# Data Visualization Assignment 1 - Jesper Provoost (s1789198)

From the Worldbank Data, I have chosen the dataset about access to electricity. Firstly, I had to wrangle and clean this dataset since the data was not properly formatted. Also, there were a lot of missing (NaN) values. I did this using the Trifacta Wrangler software. The wrangled dataset was exported in CSV format and loaded into a Pandas DataFrame.

In [18]:
import pandas as pd
import numpy as np

data = pd.read_csv('Data.csv')

I decided to work with Bokeh.

In [12]:
from bokeh.io import show, output_notebook, push_notebook
from bokeh.plotting import figure
from bokeh.models import HoverTool, ColumnDataSource, ColorMapper, ColorBar
from bokeh.layouts import Column
from ipywidgets import interact, IntSlider

Firstly, I was interested what the general trend in terms of electricity access has been over the past 25 years.

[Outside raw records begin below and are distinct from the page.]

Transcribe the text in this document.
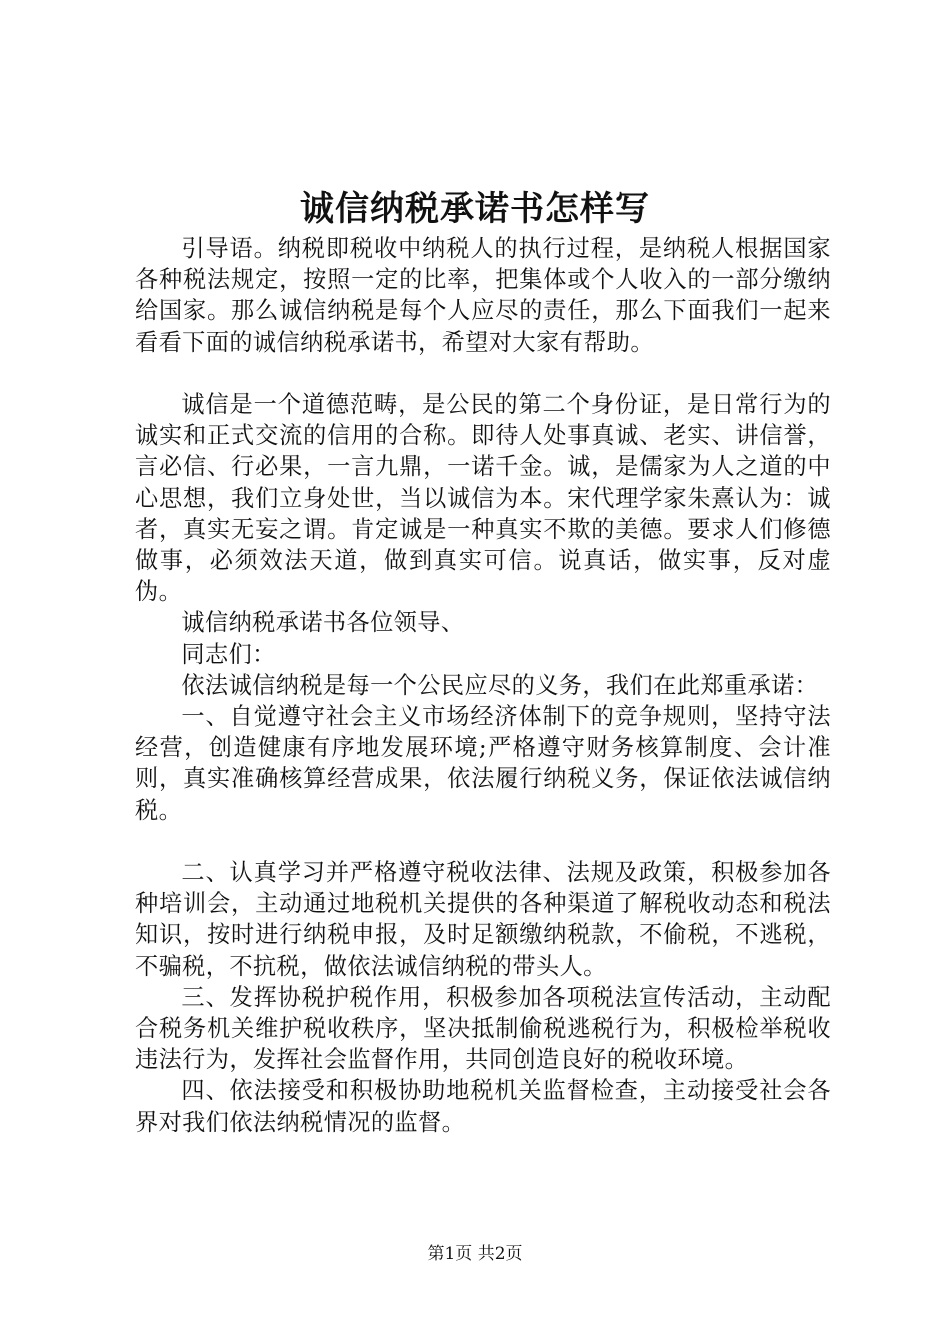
诚信纳税承诺书怎样写

引导语。纳税即税收中纳税人的执行过程，是纳税人根据国家各种税法规定，按照一定的比率，把集体或个人收入的一部分缴纳给国家。那么诚信纳税是每个人应尽的责任，那么下面我们一起来看看下面的诚信纳税承诺书，希望对大家有帮助。

诚信是一个道德范畴，是公民的第二个身份证，是日常行为的诚实和正式交流的信用的合称。即待人处事真诚、老实、讲信誉，言必信、行必果，一言九鼎，一诺千金。诚，是儒家为人之道的中心思想，我们立身处世，当以诚信为本。宋代理学家朱熹认为：诚者，真实无妄之谓。肯定诚是一种真实不欺的美德。要求人们修德做事，必须效法天道，做到真实可信。说真话，做实事，反对虚伪。

诚信纳税承诺书各位领导、

同志们：

依法诚信纳税是每一个公民应尽的义务，我们在此郑重承诺：

一、自觉遵守社会主义市场经济体制下的竞争规则，坚持守法经营，创造健康有序地发展环境;严格遵守财务核算制度、会计准则，真实准确核算经营成果，依法履行纳税义务，保证依法诚信纳税。

二、认真学习并严格遵守税收法律、法规及政策，积极参加各种培训会，主动通过地税机关提供的各种渠道了解税收动态和税法知识，按时进行纳税申报，及时足额缴纳税款，不偷税，不逃税，不骗税，不抗税，做依法诚信纳税的带头人。

三、发挥协税护税作用，积极参加各项税法宣传活动，主动配合税务机关维护税收秩序，坚决抵制偷税逃税行为，积极检举税收违法行为，发挥社会监督作用，共同创造良好的税收环境。

四、依法接受和积极协助地税机关监督检查，主动接受社会各界对我们依法纳税情况的监督。

第1页 共2页
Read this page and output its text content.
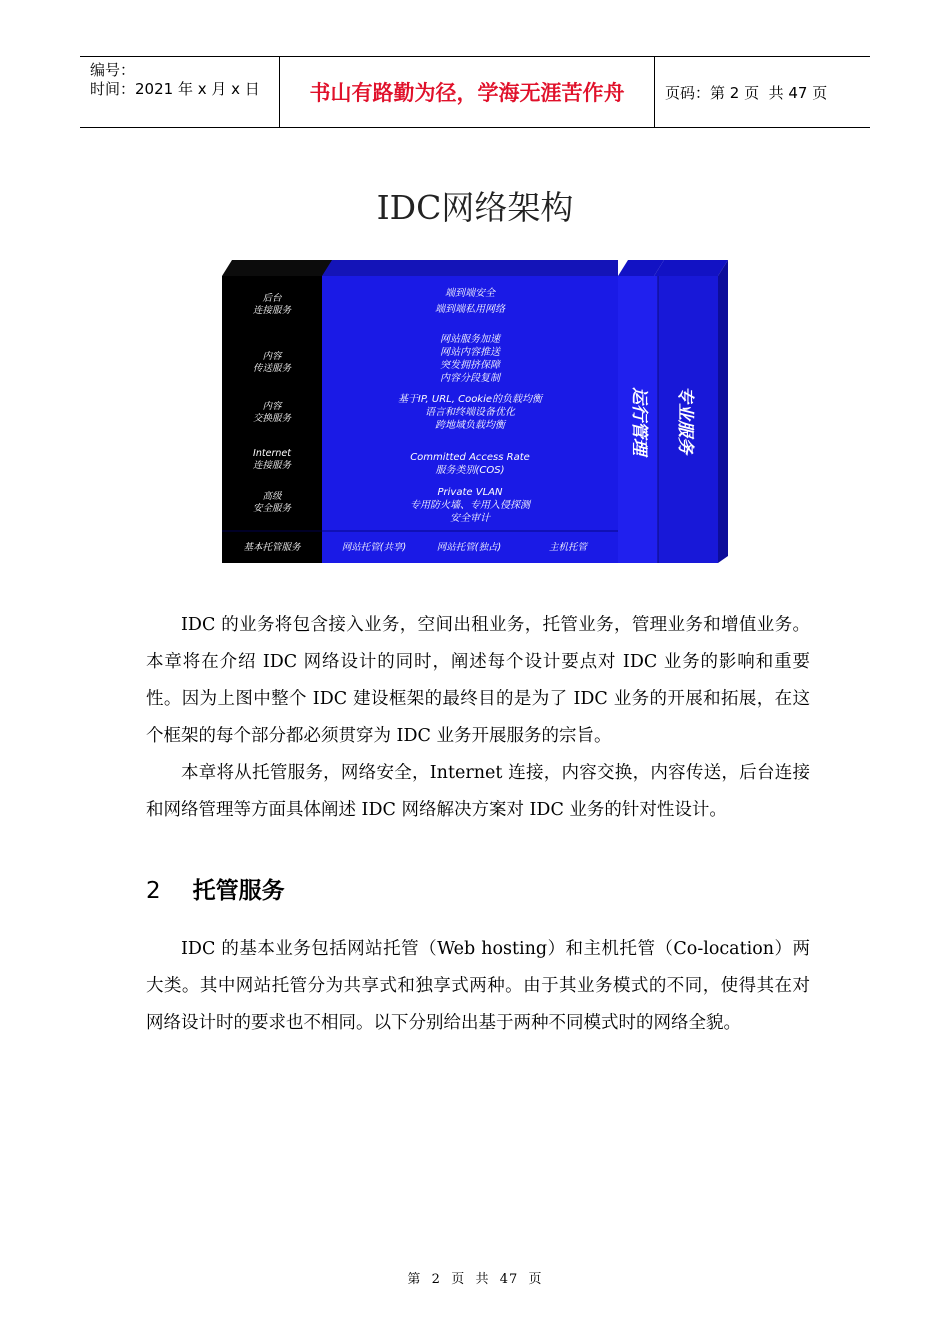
编号：
时间：2021 年 x 月 x 日	书山有路勤为径，学海无涯苦作舟	页码：第 2 页  共 47 页
IDC网络架构
后台
连接服务
端到端安全
端到端私用网络
内容
传送服务
网站服务加速
网站内容推送
突发拥挤保障
内容分段复制
内容
交换服务
基于IP, URL, Cookie的负载均衡
语言和终端设备优化
跨地域负载均衡
Internet
连接服务
Committed Access Rate
服务类别(COS)
高级
安全服务
Private VLAN
专用防火墙、专用入侵探测
安全审计
基本托管服务	网站托管(共享)	网站托管(独占)	主机托管
运行管理 专业服务

IDC 的业务将包含接入业务，空间出租业务，托管业务，管理业务和增值业务。本章将在介绍 IDC 网络设计的同时，阐述每个设计要点对 IDC 业务的影响和重要性。因为上图中整个 IDC 建设框架的最终目的是为了 IDC 业务的开展和拓展，在这个框架的每个部分都必须贯穿为 IDC 业务开展服务的宗旨。

本章将从托管服务，网络安全，Internet 连接，内容交换，内容传送，后台连接和网络管理等方面具体阐述 IDC 网络解决方案对 IDC 业务的针对性设计。

2 托管服务

IDC 的基本业务包括网站托管（Web hosting）和主机托管（Co-location）两大类。其中网站托管分为共享式和独享式两种。由于其业务模式的不同，使得其在对网络设计时的要求也不相同。以下分别给出基于两种不同模式时的网络全貌。

第  2  页  共  47  页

Instead of plotting all countries at the same time, I decided to group the data by year (from 1990 to 2016) before applying an aggregate mean function. This results in a graph which shows the mondial average electricity access per year. I added a tooltip so that the exact percentage can be requested per year.

In [13]:
avg_per_year = ColumnDataSource(data.groupby(["year"]).mean())

hover_access = HoverTool(tooltips=[("Year", "@year"),("Electricity access", "@electricityAccess%")],names=["access"])
hover_consumption = HoverTool(tooltips=[("Year", "@year"),("Electricity consumption", "@electricityConsumption kWh/capita")])

plot_access = figure(title="Access to electricity from 1990 to 2016", plot_width=800, plot_height=300, x_axis_label='Year', y_axis_label='Access to electricity (%)', tools=[hover_access])
plot_access.line("year", "electricityAccess", source=avg_per_year, color="blue", line_width=3, line_alpha=0.5, name="access", legend="World Bank Historical Data")
plot_access.line([1990,2016],[66.468,88.264], color="grey", line_dash="dotted", legend="UN Development Goal Projection")

plot_access.legend.location = "top_left"
plot_access.legend.click_policy="hide"

plot_consumption = figure(title="Consumption of electricity from 1990 to 2016", plot_width=800, plot_height=300, x_axis_label='Year', y_axis_label='Electricity consumption per capita (kWh)', tools=[hover_consumption])
plot_consumption.line("year", "electricityConsumption", source=avg_per_year, color="red", line_width=3, line_alpha=0.5)

output_notebook()
show(Column(plot_access,plot_consumption))

This graph gives great insight in how the access to electricity has globally improved over the years. In 26 years, the percentage has increased from 66.459% to 83.606%.

In [36]:
hover_correlation = HoverTool(tooltips=[("Country", "@Country_Name"),("Electricity access", "@electricityAccess%"),("Urban population", "@urbanPopulation%"),("GDP per capita", "@gdpPerCap $")])

plot_correlation = figure(title="Correlation between urban population and electricity access", x_axis_label='Access to electricity (%)', y_axis_label='Urban population (%)', x_range=(-5,105), y_range=(-5,105),tools=[hover_correlation])
s = plot_correlation.scatter("electricityAccess","urbanPopulation",fill_alpha=0.2,radius="radius",source=ColumnDataSource(data), color="purple")

def update(f):
    filtered_data = data[data["year"]==f]
    s.data_source.data = ColumnDataSource.from_df(data[data["year"] == f])
    push_notebook()

show(plot_correlation, notebook_handle=True)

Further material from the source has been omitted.